I’ve written some integration tests to ensure you can easily bind a C++ function in ArkScript, traversing the parser, compiler and virtual machine ; what differentiate this specific test from a unit test here, is the intent: in the previous section I said that I wanted to test a single functionnality (conversions), here I want to test all the components integrating with one another (even though both scenarios ends up doing the same thing).

Such a test would look like this (in C++ this time, using boost ut):

 1
 2
 3
 4
 5
 6
 7
 8
 9
10
11
12
13
14
15
16
17
18
19
20
21
22
23
24
25
26
ut::suite<"VM"> vm_suite = [] {
    using namespace ut;

    "[run string and call arkscript function from cpp]"_test = [] {
        Ark::State state;

        should("compile the string without any error") = [&] {
            expect(mut(state).doString("(let foo (fun (x y) (+ x y 2)))"));
        };

        Ark::VM vm(state);
        should("return exit code 0") = [&] {
            expect(mut(vm).run() == 0_i);
        };

        should("have symbol foo registered") = [&] {
            auto func = mut(vm)["foo"];
            expect(func.isFunction());
        };

        should("(foo 5 6.0) have a value of 13") = [&] {
            auto value = mut(vm).call("foo", 5, 6.0);
            expect(value.valueType() == Ark::ValueType::Number);
            expect(value.number() == 13.0_d);
        };
    };

I want to test that I can

compile ArkScript code in C++ using the API
run said code and get no error
get an object from the VM, with the code I ran
call a function defined in ArkScript, from C++, with C++ values

You can still break the test down to very specific expectations, but all those expectations together form an integration test.

# Benchmarking

Is that really some kind of tests? If you call it regression testing (regarding performances), then yes! And that’s exactly what I’m doing with ArkScript: I have a few benchmarks running computation heavy code in ArkScript, that I run once in a while to ensure that I didn’t introduce any regression in term of speed.

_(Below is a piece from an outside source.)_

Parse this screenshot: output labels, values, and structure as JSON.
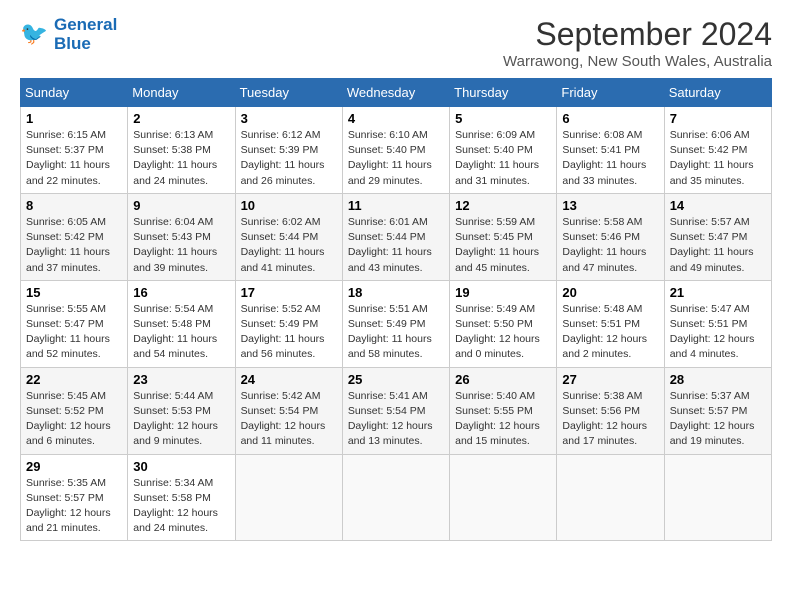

When I wrote those tests, it wasn’t because I wanted to achieve the maximum speed possible, it was to track slowdown that I could introduce. Thus, when refactoring code (particulary on the virtual machine side), I will often run those benchmarks after every commit, if not after every file modified (to guide me and give me a rough intuition of how all my code interacts in term of performance).

A few important things to note:

I always run the benchmarks multiple times to ensure that the number I get are reproducible and not a fluck
when running benchmarks, I monitor my CPU usage and load to keep it below 3-4, to ensure reproducibility and rule out interferences as much as possible (leading to run Clion in power saving mode quite often)
I have to run the benchmarks on the same hardware, and always run the same benchmarks (you can’t compare two different runs of two different benchmarks!)
the benchmarks also have to be fast ; I don’t want to sit and do nothing for 5 minutes, they have to run for at most 10-20 seconds!

 1
 2
 3
 4
 5
 6
 7
 8
 9
10
11
12
13
// cppcheck-suppress constParameterCallback
void ackermann(benchmark::State& s)
{
    Ark::State state;
    state.doFile(std::string(ARK_TESTS_ROOT) + "tests/benchmarks/ackermann.ark");

    for (auto _ : s)
    {
        Ark::VM vm(state);
        benchmark::DoNotOptimize(vm.run());
    }
}
BENCHMARK(ackermann)->Unit(benchmark::kMillisecond)->Iterations(50);

This specific test uses the Ackermann Peter function which is computation heavy and allows me to ensure that the tail call optimization still does it’s job.